Algún político -y no hay por qué hacer nombres- lamenta hoy que su nombre haya sufrido un brusco descenso en el cartel de la marquesina que adorna el frontispicio del gran teatro de la política nacional. Ese político medita hoy cómo será su vida lejos de los grandes aplausos, fuera de las portadas de las revistas más edulcoradas.
La reflexión comienza con un «¿qué ocurrirá cuando los diarios dejen de hablar de mí?» y continúa con la crítica razonada a la política vacía que se ha venido practicando durante años, que tenía por objeto convencerse y convencer a los demás que la esencia de la política consistía en mirarse a sí mismo, y encontrarse cada día más bonito, y no pensar en las necesidades de los demás.
Hace tiempo que desde estas mismas páginas venimos denunciando las incoherencias y la capacidad dañina de un gobierno fantasma, sin programa ni destino, que solo tenía como elemento vertebrador el insaciable apetito de figuración de su líder. Parece sin embargo que solo ayer algunos se han dado cuenta de que el gobierno es un loquero desigualmente alborotado (aunque regularmente alimentado por el combustible de los celos) y en donde se practica a diario el arte del backstabbing (las puñaladas por la espalda entre los que se dicen amigos).
Como resultado de todo lo que hemos vivido estos días, ciertos políticos, que solo hasta ayer nos miraban por encima del hombro, han emprendido su viaje hacia el fondo de la noche.
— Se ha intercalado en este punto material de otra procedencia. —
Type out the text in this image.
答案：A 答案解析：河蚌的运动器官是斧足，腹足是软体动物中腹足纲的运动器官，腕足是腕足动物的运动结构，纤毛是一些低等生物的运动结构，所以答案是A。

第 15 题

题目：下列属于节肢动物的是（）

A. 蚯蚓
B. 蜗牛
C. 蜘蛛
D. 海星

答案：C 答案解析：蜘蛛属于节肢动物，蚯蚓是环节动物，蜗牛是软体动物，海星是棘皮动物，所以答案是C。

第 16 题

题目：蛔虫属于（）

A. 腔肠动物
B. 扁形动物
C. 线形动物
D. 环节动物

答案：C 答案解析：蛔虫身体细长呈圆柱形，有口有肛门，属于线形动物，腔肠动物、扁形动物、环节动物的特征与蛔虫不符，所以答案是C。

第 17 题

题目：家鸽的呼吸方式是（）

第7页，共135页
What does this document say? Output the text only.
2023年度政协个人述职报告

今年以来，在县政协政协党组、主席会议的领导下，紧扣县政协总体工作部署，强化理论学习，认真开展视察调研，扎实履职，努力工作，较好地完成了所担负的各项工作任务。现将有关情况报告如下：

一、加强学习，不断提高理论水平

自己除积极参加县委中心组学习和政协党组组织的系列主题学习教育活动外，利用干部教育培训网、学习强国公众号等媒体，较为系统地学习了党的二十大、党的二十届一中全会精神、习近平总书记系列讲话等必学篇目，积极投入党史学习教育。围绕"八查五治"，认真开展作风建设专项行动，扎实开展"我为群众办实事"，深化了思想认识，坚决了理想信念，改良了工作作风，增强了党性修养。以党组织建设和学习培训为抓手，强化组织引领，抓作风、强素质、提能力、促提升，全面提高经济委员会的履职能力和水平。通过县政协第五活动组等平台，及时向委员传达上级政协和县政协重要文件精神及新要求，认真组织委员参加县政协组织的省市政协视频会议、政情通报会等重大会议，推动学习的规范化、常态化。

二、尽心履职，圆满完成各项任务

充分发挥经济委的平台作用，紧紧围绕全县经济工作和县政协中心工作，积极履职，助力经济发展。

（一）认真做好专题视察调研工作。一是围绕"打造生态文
El problema es que ellos aún no lo saben. El otro problema es que los ciudadanos no están para avivar giles.
Alguno de estos políticos, encerrados en la soberbia, todavía piensan que morirán a punta de navaja (o con las botas puestas, como soñaba Perón), pero hoy mismo para matarlos basta con una descarga de oxígeno; es decir, con un poco de aire fresco con olor a lavanda que penetre por las aberturas mal aisladas de las mejores viviendas que nuestros arquitectos han sabido diseñar. Hay quien no olvida que Constantinopla cayó en 1453 por un simple descuido: una puerta mal cerrada en la triple muralla erigida por el emperador Teodosio. Un hueco no cubierto adecuadamente puede permitir que por él se cuele el ejército otomano, o el aire vivificador de la verdad. Ambos letales.
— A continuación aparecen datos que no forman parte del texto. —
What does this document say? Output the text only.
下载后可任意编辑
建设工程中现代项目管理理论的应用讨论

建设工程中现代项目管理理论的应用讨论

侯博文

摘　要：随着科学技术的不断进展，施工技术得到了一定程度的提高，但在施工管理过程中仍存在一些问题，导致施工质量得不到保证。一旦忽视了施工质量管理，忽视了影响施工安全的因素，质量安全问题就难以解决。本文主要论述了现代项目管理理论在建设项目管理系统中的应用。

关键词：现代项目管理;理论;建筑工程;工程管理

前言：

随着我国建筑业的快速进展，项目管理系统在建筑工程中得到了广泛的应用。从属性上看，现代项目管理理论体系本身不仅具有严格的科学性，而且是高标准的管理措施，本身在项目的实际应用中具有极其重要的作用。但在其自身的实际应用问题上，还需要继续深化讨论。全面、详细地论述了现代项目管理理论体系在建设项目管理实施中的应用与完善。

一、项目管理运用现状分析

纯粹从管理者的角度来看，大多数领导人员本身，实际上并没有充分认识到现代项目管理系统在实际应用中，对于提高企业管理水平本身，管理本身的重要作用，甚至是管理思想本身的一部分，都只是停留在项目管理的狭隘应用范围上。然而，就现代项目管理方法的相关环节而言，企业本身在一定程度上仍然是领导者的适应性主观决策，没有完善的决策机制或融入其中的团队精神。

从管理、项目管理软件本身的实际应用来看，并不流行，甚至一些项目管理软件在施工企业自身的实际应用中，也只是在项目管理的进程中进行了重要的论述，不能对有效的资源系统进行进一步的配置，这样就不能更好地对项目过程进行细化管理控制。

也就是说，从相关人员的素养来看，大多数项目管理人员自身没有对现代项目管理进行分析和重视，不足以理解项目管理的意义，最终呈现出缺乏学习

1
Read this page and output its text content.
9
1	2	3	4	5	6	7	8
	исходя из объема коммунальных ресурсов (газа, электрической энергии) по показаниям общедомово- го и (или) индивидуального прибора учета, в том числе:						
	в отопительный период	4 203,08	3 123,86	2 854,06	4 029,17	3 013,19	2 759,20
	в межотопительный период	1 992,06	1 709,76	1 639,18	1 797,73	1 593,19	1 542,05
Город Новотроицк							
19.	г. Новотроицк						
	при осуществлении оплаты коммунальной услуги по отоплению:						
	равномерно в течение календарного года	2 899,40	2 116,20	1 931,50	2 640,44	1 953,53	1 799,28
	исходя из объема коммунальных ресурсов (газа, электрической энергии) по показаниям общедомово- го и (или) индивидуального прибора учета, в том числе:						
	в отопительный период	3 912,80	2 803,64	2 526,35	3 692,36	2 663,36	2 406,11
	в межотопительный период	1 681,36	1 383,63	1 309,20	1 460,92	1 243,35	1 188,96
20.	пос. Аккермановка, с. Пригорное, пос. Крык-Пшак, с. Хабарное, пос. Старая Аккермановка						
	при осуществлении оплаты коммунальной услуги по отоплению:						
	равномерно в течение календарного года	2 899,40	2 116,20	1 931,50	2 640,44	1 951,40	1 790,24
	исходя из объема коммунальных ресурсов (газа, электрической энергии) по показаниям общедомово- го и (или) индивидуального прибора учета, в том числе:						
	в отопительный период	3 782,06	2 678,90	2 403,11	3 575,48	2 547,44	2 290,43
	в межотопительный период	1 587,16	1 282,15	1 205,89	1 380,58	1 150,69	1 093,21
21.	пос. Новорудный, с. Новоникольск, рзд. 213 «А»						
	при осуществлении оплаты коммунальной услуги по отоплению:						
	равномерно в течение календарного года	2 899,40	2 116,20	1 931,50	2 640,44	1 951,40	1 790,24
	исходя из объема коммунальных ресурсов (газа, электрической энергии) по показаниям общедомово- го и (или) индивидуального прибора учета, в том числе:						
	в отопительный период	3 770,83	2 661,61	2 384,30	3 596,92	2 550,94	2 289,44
Superado el corte de la inscripción de frentes nacionales, los políticos de Salta han vuelto como pálidas princesas cada uno a su nube de algodón y, asidos a una lira, dan rienda suelta con desgarro a su endiablado talento. Pocos -se podría decir que ninguno- conserva intacta su rebeldía moral o su compromiso en unos tiempos especialmente difíciles. Al contrario, todo lo que nos pueden ofrecer es su repertorio de trucos para crear ese ambiente febril y convulso que suele preceder a nuestras elecciones y que se extiende, por decantación, hasta el momento del recuento de los votos.
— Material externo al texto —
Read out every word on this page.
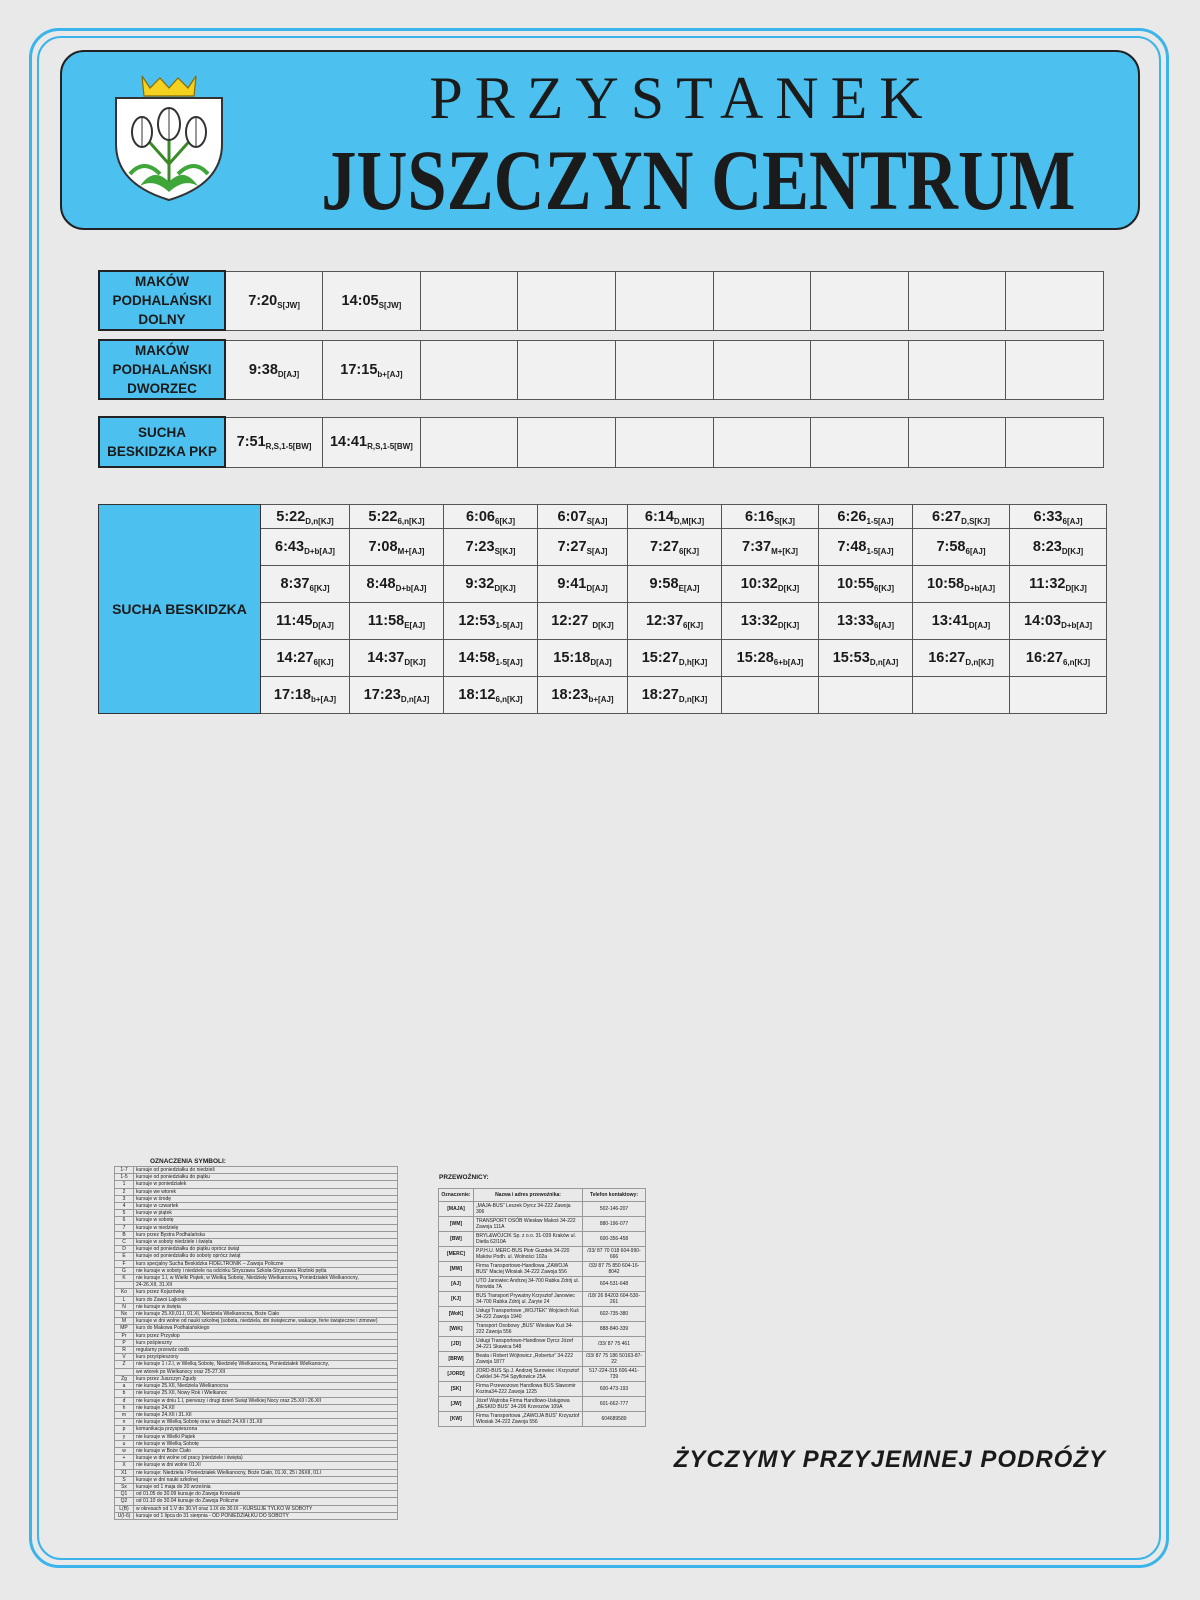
PRZYSTANEK
JUSZCZYN CENTRUM
MAKÓW
PODHALAŃSKI
DOLNY
	$7:20_{S[JW]}$	$14:05_{S[JW]}$							
MAKÓW
PODHALAŃSKI
DWORZEC
	$9:38_{D[AJ]}$	$17:15_{b+[AJ]}$							
SUCHA
BESKIDZKA PKP
	$7:51_{R,S,1-5[BW]}$	$14:41_{R,S,1-5[BW]}$							
SUCHA BESKIDZKA	$5:22_{D,n[KJ]}$	$5:22_{6,n[KJ]}$	$6:06_{6[KJ]}$	$6:07_{S[AJ]}$	$6:14_{D,M[KJ]}$	$6:16_{S[KJ]}$	$6:26_{1-5[AJ]}$	$6:27_{D,S[KJ]}$	$6:33_{6[AJ]}$
	$6:43_{D+b[AJ]}$	$7:08_{M+[AJ]}$	$7:23_{S[KJ]}$	$7:27_{S[AJ]}$	$7:27_{6[KJ]}$	$7:37_{M+[KJ]}$	$7:48_{1-5[AJ]}$	$7:58_{6[AJ]}$	$8:23_{D[KJ]}$
	$8:37_{6[KJ]}$	$8:48_{D+b[AJ]}$	$9:32_{D[KJ]}$	$9:41_{D[AJ]}$	$9:58_{E[AJ]}$	$10:32_{D[KJ]}$	$10:55_{6[KJ]}$	$10:58_{D+b[AJ]}$	$11:32_{D[KJ]}$
	$11:45_{D[AJ]}$	$11:58_{E[AJ]}$	$12:53_{1-5[AJ]}$	12:27 $_{D[KJ]}$	$12:37_{6[KJ]}$	$13:32_{D[KJ]}$	$13:33_{6[AJ]}$	$13:41_{D[AJ]}$	$14:03_{D+b[AJ]}$
	$14:27_{6[KJ]}$	$14:37_{D[KJ]}$	$14:58_{1-5[AJ]}$	$15:18_{D[AJ]}$	$15:27_{D,h[KJ]}$	$15:28_{6+b[AJ]}$	$15:53_{D,n[AJ]}$	$16:27_{D,n[KJ]}$	$16:27_{6,n[KJ]}$
	$17:18_{b+[AJ]}$	$17:23_{D,n[AJ]}$	$18:12_{6,n[KJ]}$	$18:23_{b+[AJ]}$	$18:27_{D,n[KJ]}$				
OZNACZENIA SYMBOLI:
1-7	kursuje od poniedziałku do niedzieli
1-5	kursuje od poniedziałku do piątku
1	kursuje w poniedziałek
2	kursuje we wtorek
3	kursuje w środę
4	kursuje w czwartek
5	kursuje w piątek
6	kursuje w sobotę
7	kursuje w niedzielę
B	kurs przez Bystra Podhalańska
C	kursuje w soboty niedziele i święta
D	kursuje od poniedziałku do piątku oprócz świąt
E	kursuje od poniedziałku do soboty oprócz świąt
F	kurs specjalny Sucha Beskidzka FIDELTRONIK – Zawoja Policzne
G	nie kursuje w soboty i niedziele na odcinku Stryszawa Szkoła-Stryszawa Roztoki pętla
K	nie kursuje 1.I, w Wielki Piątek, w Wielką Sobotę, Niedzielę Wielkanocną, Poniedziałek Wielkanocny,
	24-26.XII, 31.XII
Ko	kurs przez Kojszówkę
L	kurs do Zawoi Lajkonik
N	nie kursuje w święta
Nx	nie kursuje 25.XII,01.I, 01.XI, Niedziela Wielkanocna, Boże Ciało
M	kursuje w dni wolne od nauki szkolnej (sobota, niedziela, dni świąteczne, wakacje, ferie świąteczne i zimowe)
MP	kurs do Makowa Podhalańskiego
Pr	kurs przez Przysłop
P	kurs pośpieszny
R	regularny przewóz osób
V	kurs przyśpieszony
Z	nie kursuje 1 i 2.I, w Wielką Sobotę, Niedzielę Wielkanocną, Poniedziałek Wielkanocny,
	we wtorek po Wielkanocy oraz 25-27.XII
Zg	kurs przez Juszczyn Zgudy
a	nie kursuje 25.XII, Niedziela Wielkanocna
b	nie kursuje 25.XII, Nowy Rok i Wielkanoc
d	nie kursuje w dniu 1.I, pierwszy i drugi dzień Świąt Wielkiej Nocy oraz 25.XII i 26.XII
h	nie kursuje 24.XII
m	nie kursuje 24.XII i 31.XII
n	nie kursuje w Wielką Sobotę oraz w dniach 24.XII i 31.XII
p	komunikacja przyspieszona
y	nie kursuje w Wielki Piątek
u	nie kursuje w Wielką Sobotę
w	nie kursuje w Boże Ciało
+	kursuje w dni wolne od pracy (niedziele i święta)
X	nie kursuje w dni wolne 01.XI
X1	nie kursuje: Niedziela i Poniedziałek Wielkanocny, Boże Ciało, 01.XI, 25 i 26XII, 01.I
S	kursuje w dni nauki szkolnej
Sx	kursuje od 1 maja do 30 września
Q1	od 01.05 do 30.09 kursuje do Zawoja Krowiarki
Q2	od 01.10 do 30.04 kursuje do Zawoja Policzne
L(B)	w okresach od 1.V do 30.VI oraz 1.IX do 30.IX - KURSUJE TYLKO W SOBOTY
U(I-6)	kursuje od 1 lipca do 31 sierpnia - OD PONIEDZIAŁKU DO SOBOTY
PRZEWOŹNICY:
Oznaczenie:	Nazwa i adres przewoźnika:	Telefon kontaktowy:
[MAJA]	„MAJA-BUS” Leszek Dyrcz 34-222 Zawoja 306	502-146-207
[WM]	TRANSPORT OSÓB Wiesław Makoś 34-222 Zawoja 111A	880-196-077
[BW]	BRYL&WÓJCIK Sp. z o.o. 31-039 Kraków ul. Dietla 62/10A	600-356-458
[MERC]	P.P.H.U. MERC-BUS Piotr Guzdek 34-220 Maków Podh. ul. Wolności 102a	/33/ 87 70 018 604-990-666
[MW]	Firma Transportowo-Handlowa „ZAWOJA BUS” Maciej Włosiak 34-222 Zawoja 556	/33/ 87 75 850 604-16-8042
[AJ]	UTO Janowiec Andrzej 34-700 Rabka Zdrój ul. Norwida 7A	604-531-648
[KJ]	BUS Transport Prywatny Krzysztof Janowiec 34-700 Rabka Zdrój ul. Zaryte 24	/18/ 26 84203 604-530-261
[WoK]	Usługi Transportowe „WOJTEK” Wojciech Kuś 34-222 Zawoja 1940	602-735-380
[WiK]	Transport Osobowy „BUS” Wiesław Kuś 34-222 Zawoja 556	888-840-339
[JD]	Usługi Transportowo-Handlowe Dyrcz Józef 34-221 Skawica 548	/33/ 87 75 461
[BRW]	Beata i Robert Wójtowicz „Robertur” 34-222 Zawoja 1877	/33/ 87 75 186 50163-87-22
[JORD]	JORD-BUS Sp.J. Andrzej Surowiec i Krzysztof Ćwiklel 34-754 Spytkowice 25A	517-224-315 606-441-739
[SK]	Firma Przewozowo Handlowa BUS Sławomir Kozina34-222 Zawoja 1225	600-473-193
[JW]	Józef Wątroba Firma Handlowo-Usługowa „BESKID BUS” 34-206 Krzeszów 109A	601-662-777
[KW]	Firma Transportowa „ZAWOJA BUS” Krzysztof Włosiak 34-222 Zawoja 556	604689589
ŻYCZYMY PRZYJEMNEJ PODRÓŻY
Solo el ver la cara que se les ha quedado a algunos después de un tour de force de varios años para desfallecer en el sprint final, nos confirma que esas vidas envueltas en el aura de la dicha de vivir se ha tornado, después de las turbulencias, en melancolía profunda, como aquella que se respira en esos colectivos semivacíos que circulan a la seis de la mañana, entre nieblas y escarchas, y que devuelven a la ciudad a gente vencida, derrotada por la luz y acosada permanentemente por el amenazante peso de la verdad.
Como dijo alguna vez Lloyd Braun: «Serenity now, insanity later».